Rome (IDN) – Dans un monde où les institutions qui nous gouvernent perdent rapidement tout sens moral, il est assez facile de comprendre qu’en 2020, nous allons atteindre, ou nous avons déjà atteint, un des moments les plus sombres de l’histoire de l’humanité.

Aujourd’hui, par exemple, nous devons affronter la menace existentielle que représente le réchauffement climatique. Selon les scientifiques, nous avons jusqu’en 2030 pour stopper le réchauffement climatique. Si rien n’est fait, au-delà de 2030, la situation sera extrêmement compliquée sur notre planète. Pourtant, la conférence sur le climat qui vient d’avoir lieu à Madrid n’a mené à rien.

En plus de cela, depuis le début de la décennie précédente, un changement singulier est survenu dans la relation que les hommes politiques entretiennent avec le climat. Le climat, un sujet scientifique, est devenu un sujet politique, à cause de plusieurs élus de premier plan, comme l’Américain Donald Trump, le Brésilien Jair Bolsonaro, le Hongrois Viktor Orban, et le Russe Vladimir Putin, qui affirment que la crise climatique n’existe pas.

Depuis la fin de la décennie précédente, nous avons également observé un autre changement, au sein d’un autre environnement vital : la démocratie. Après la chute du mur de Berlin en 1989, on a affirmé aux peuples que la menace communiste avait disparu. Il s’agissait alors, comme l’écrivait Francis Fukuyama, de la fin de l’histoire. Le capitalisme et le marché allaient unifier le monde, et faire flotter toutes les embarcations, disait-on à l’époque.

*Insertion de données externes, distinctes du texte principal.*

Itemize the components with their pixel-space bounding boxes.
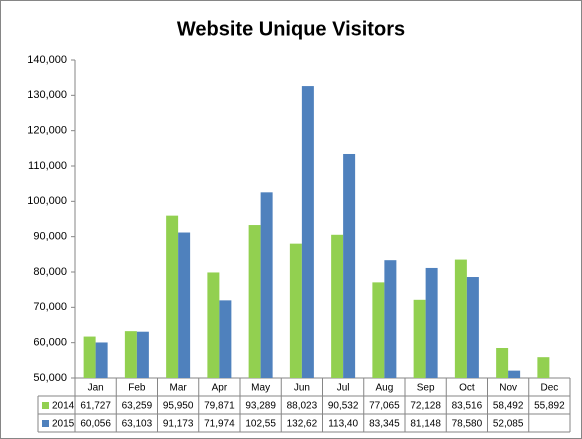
x-tick-label: Jul — [337, 383, 350, 394]
bar — [466, 277, 479, 378]
table-cell: 61,727 — [80, 401, 111, 412]
table-cell: 63,259 — [122, 401, 153, 412]
table-cell: 90,532 — [328, 401, 359, 412]
x-tick-label: Dec — [540, 383, 558, 394]
y-tick-label: 80,000 — [33, 266, 67, 278]
y-tick-label: 110,000 — [28, 160, 67, 172]
bar — [384, 260, 397, 378]
table-cell: 102,55 — [245, 419, 276, 430]
chart-title: Website Unique Visitors — [177, 18, 405, 40]
bar — [508, 370, 521, 378]
x-tick-label: Aug — [375, 383, 393, 394]
table-cell: 81,148 — [410, 419, 441, 430]
bar — [178, 232, 191, 378]
bar — [166, 215, 179, 378]
x-tick-label: Jan — [88, 383, 104, 394]
x-tick-label: Sep — [417, 383, 435, 394]
y-tick-label: 140,000 — [27, 54, 67, 66]
table-cell: 60,056 — [80, 419, 111, 430]
bar — [537, 357, 550, 378]
bar — [301, 86, 314, 379]
bar — [331, 234, 344, 378]
y-tick-label: 130,000 — [27, 89, 67, 101]
table-cell: 77,065 — [369, 401, 400, 412]
table-cell: 58,492 — [493, 401, 524, 412]
x-tick-label: Jun — [294, 383, 310, 394]
table-cell: 71,974 — [204, 419, 235, 430]
bar — [207, 272, 220, 378]
legend-label: 2015 — [52, 419, 75, 430]
table-cell: 72,128 — [410, 401, 441, 412]
x-tick-label: Feb — [128, 383, 146, 394]
bar — [95, 342, 108, 378]
y-tick-label: 90,000 — [33, 231, 67, 243]
x-tick-label: Nov — [499, 383, 517, 394]
table-cell: 91,173 — [163, 419, 194, 430]
x-tick-label: May — [251, 383, 270, 394]
bar — [248, 225, 261, 378]
table-cell: 83,516 — [452, 401, 483, 412]
table-cell: 93,289 — [245, 401, 276, 412]
bar — [372, 282, 385, 378]
y-tick-label: 120,000 — [27, 125, 67, 137]
table-cell: 78,580 — [452, 419, 483, 430]
table-cell: 88,023 — [287, 401, 318, 412]
bar — [260, 192, 273, 378]
bar — [343, 153, 356, 378]
bar — [454, 259, 467, 378]
x-tick-label: Apr — [212, 383, 228, 394]
bar — [124, 331, 137, 378]
x-tick-label: Mar — [170, 383, 188, 394]
table-cell: 55,892 — [534, 401, 565, 412]
bar — [83, 336, 96, 378]
x-tick-label: Oct — [459, 383, 475, 394]
y-tick-label: 100,000 — [27, 195, 67, 207]
y-tick-label: 50,000 — [33, 372, 67, 384]
bar — [219, 300, 232, 378]
y-tick-label: 70,000 — [33, 301, 67, 313]
legend-label: 2014 — [52, 401, 75, 412]
y-tick-label: 60,000 — [33, 337, 67, 349]
table-cell: 52,085 — [493, 419, 524, 430]
table-cell: 79,871 — [204, 401, 235, 412]
table-cell: 63,103 — [122, 419, 153, 430]
bar — [136, 331, 149, 378]
legend-key — [42, 420, 49, 427]
bar — [289, 243, 302, 378]
bar — [425, 267, 438, 378]
bar — [413, 299, 426, 378]
table-cell: 113,40 — [328, 419, 358, 430]
legend-key — [42, 402, 49, 409]
bar — [496, 347, 509, 378]
table-cell: 83,345 — [369, 419, 400, 430]
table-cell: 132,62 — [287, 419, 318, 430]
table-cell: 95,950 — [163, 401, 194, 412]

Puis est survenue la grande crise financière de 2008-2009, qui a coûté 12 trillions de dollars aux gouvernements (et donc aux peuples). Il est alors devenu clair que seules quelques embarcations flottaient. Les coupes budgétaires ont spécialement affecté la protection sociale, l’éducation et la santé, alors qu’en parallèle, des particuliers sont devenus énormément riches. La dette mondiale a doublé (elle atteint aujourd’hui 325 trillions de dollars), et des partis nationalistes, xénophobes et d’extrême droite ont partout vu le jour. Avant la crise de 2008-2009, il n’y en avait que dans un seul pays : la France. Même les pays de l’Europe du Nord, pendant longtemps des symboles de civisme et de tolérance, ont vu de partis de droite accéder au pouvoir.

Lors des trente années qui séparent la chute du mur de Berlin de la crise financière, sont apparues une culture compétitive et individualiste, et une perte de valeurs ; menant à une culture cupide. Et lors de la décennie qui a suivi la crise financière, nous avons assisté à la naissance d’une culture de la peur. L’immigration est devenue un catalyseur. Nous sommes envahis, l’islam n’est pas compatible avec nos sociétés, on vole nos emplois, le crime et les drogues coulent à flot dans nos pays, et ces mêmes dirigeants qui ne croient pas au réchauffement climatique sont devenus les gardiens du christianisme, en faisant adopter des lois restrictives sous les applaudissements des citoyens, quelles qu’en soient les conséquences en termes de droits de l’homme.

Au cours des deux dernières décennies, les accords commerciaux sont devenus obsolètes, et des lois favorisant la précarité de l’emploi et entamant la protection sociale ont été votées. Devant l’incertitude quant au futur de leurs enfants, les peuples ont été saisis d’un sentiment de peur.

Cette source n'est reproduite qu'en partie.